Very interesting discussion here - much higher quality than one generally sees on Yahoo! message boards. I'd like to throw my 2c into the ring, as both an MBA and the son of a long-time RRD employee. Clearly, DNY has two choices - the buggy whip analogy is apt. *First, it can try to change and adapt toward the future. Unfortunately, it hasn't had a lot of success in this respect (think Red Rover, among other failed efforts). *Second, it could continue to cut costs, and gradually spiral downward over the next 20 years or so, making money all the while, until it eventually expires along with the ink on paper printing industry.
Quite frankly, I think that option 2 is the better choice. I don't think that, given the company's track record, it really can make the jump necessary to survive in a non-print media age. Think of it this way. Option 2 means, for example, providing shareholders with ~$400MM a year in free cash flow over the next twenty years. At a 10% discount rate, that gives the company a value in the neighborhood of $4BN. If, on the other hand, they go with option 1, there are two possible outcomes: success or failure. If there's success, then that $400MM per year might grow at 5% or so per year, long term. That would mean the company is worth about $8BN. On the other hand, if the effort fails, it could easily eat up 90% of that $400MM per year in cash flow, so the company might only be worth $400MM (or even less if the lack of focus on profits hurts the core business). I think that the odds of success for a growth strategy, given DNY's track record, are less than 1/3. Using a 1/3 success, 2/3 fail weighting, we get a value for option one of $2.9BN.
Comparing the two, I say option 2, the gradual downward spiral, is the right course for shareholders. This is, I believe, the route that Davis has (if not openly, then at least covertly) chosen.
I too am an ex-rrd'er, lucky to leave under my own power in '94 after a great 12 year run. I stumbled across this board last night, and spent 2 hours reading your posts.
This is a tremendous board. Congratulations to all that contribute here. I hope there are 1,000 readers for every contributor.
I was blown away reading the frustration expressed by current and former employees alike. While I know leaving "the Indian" was absolutely the right decision, there are still times I think about that 'old girlfriend'. Donnelley gets under your skin.
dnynomore - it's not your company anymore. Take your talent and passion out into the marketplace. Regardless of the economy, companies always need smart and passionate people. And next time...if you aren't recognized sooner than later...don't wait so long.
Going back many years ago, I remember sitting in a business class discusing the business cycle of most companies. There was a startup, followed by growth, a leveling off and finally a slow decline. In the declining stage companies in railroading, utilities etc did not grow very much and most of their profits were paid out in dividends.
Is this what you are suggesting about DNY?
If so, welcome to the club. I have felt that leadership has been lacking for a very long time.
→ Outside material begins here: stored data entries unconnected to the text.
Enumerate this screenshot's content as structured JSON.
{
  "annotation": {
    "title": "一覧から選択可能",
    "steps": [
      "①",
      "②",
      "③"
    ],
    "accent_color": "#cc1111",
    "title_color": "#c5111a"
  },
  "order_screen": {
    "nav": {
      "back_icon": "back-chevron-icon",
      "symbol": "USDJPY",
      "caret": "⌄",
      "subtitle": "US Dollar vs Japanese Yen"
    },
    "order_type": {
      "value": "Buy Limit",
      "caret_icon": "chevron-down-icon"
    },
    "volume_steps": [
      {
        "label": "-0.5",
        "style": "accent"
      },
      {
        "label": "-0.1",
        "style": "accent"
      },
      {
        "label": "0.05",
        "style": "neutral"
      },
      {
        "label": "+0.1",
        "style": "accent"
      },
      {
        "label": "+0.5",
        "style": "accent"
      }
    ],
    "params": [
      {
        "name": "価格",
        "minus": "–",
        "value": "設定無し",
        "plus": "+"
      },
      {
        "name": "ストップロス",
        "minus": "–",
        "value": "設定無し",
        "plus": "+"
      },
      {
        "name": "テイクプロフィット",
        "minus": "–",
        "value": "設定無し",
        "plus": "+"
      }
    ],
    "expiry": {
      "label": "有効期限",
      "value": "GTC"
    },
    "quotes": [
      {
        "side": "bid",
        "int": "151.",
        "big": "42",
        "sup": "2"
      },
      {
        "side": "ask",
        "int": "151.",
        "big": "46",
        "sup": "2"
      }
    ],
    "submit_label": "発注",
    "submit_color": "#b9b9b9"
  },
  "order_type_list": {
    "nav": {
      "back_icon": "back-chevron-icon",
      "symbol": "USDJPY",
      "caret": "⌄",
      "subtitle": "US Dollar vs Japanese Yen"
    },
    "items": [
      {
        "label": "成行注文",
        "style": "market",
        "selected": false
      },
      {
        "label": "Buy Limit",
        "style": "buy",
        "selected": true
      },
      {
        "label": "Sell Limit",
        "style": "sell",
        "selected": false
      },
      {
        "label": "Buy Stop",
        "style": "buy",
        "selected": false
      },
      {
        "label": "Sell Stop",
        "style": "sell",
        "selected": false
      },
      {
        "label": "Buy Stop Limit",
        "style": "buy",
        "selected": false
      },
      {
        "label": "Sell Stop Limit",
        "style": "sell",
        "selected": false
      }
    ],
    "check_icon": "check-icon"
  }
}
There has been little or no vision and until DNY gets someone who can turn the Company around the future looks unrewarding to shareholders.
A long time ago, I suggested that our board should contact Jack Welch of GE when he retires and ask if he would be interested in helping to turn DNY around.
If you are correct that option 2 is correct, then let me propose to you that there is no need to have 90% of the upper level mgmt that presently exists and that the expense saved can go directly to the shareholders. I agree that option 1 is not possible under the present regime, however either scenario would suggest that present mgmt needs to be replaced/eliminated. If option 2 is the desired outcome, then why not buy back debt instead of outstanding shares?
I would definitely look at trimming upper management. If this company were taken private, as has been discussed, then the ax would fall throughout the organization; anything that wasn't generating cash or necessary to generate cash would go. This would include basically all the public service/charity operations. DNY's history as a "good corporate citizen to its communities" would be just that - history. As for buying back shares vs debt, there are a lot of good reasons to have debt. First off, interest payments are deductible for tax purposes. In fact, the ideal capital structure for a company, if there were no risk of default, would be $1 in equity, and all the rest of the capital needs funded by debt. Clearly, the risks and costs of default (restructuring, lawyers, etc.) mean that that structure isn't desirable. Still, there's no real indication that DNY is carrying too much debt - quite the contrary; given the strong cash flows the company generates, an increase in debt and faster share buyback might not be a bad idea.
I agree with James that the downward spiral is better for this company than getting into new adventures. However, the spiral probably won't be as steep as he thinks (print and electronic media complement each other rather than being mutually exclusive [TV's heyday spawned TV Quide]), and RRD probably will come out of this on top of Queb and Quad, both of which have worse trouble ahead then does RRD.
Queb/World is a loosly strung together hodge podge of un-allaigned plants, and is 10 years behind RRD in addressing this issue. Quad does have some new equipment, but is giving away printing to keep it rolling, while their middle and old age stuff is largely idle. If RRD does not shoot itself in the foot (again) they can clearly win a war of attrician, gaining work at the expense of the other 2. PS.... hey Magman, give us some of that stuff you are smoking will ya? You've been wrongly predicting 40s for a long time now! No way with THIS company in a weakening economy. Mid 30s at best for next 3 years.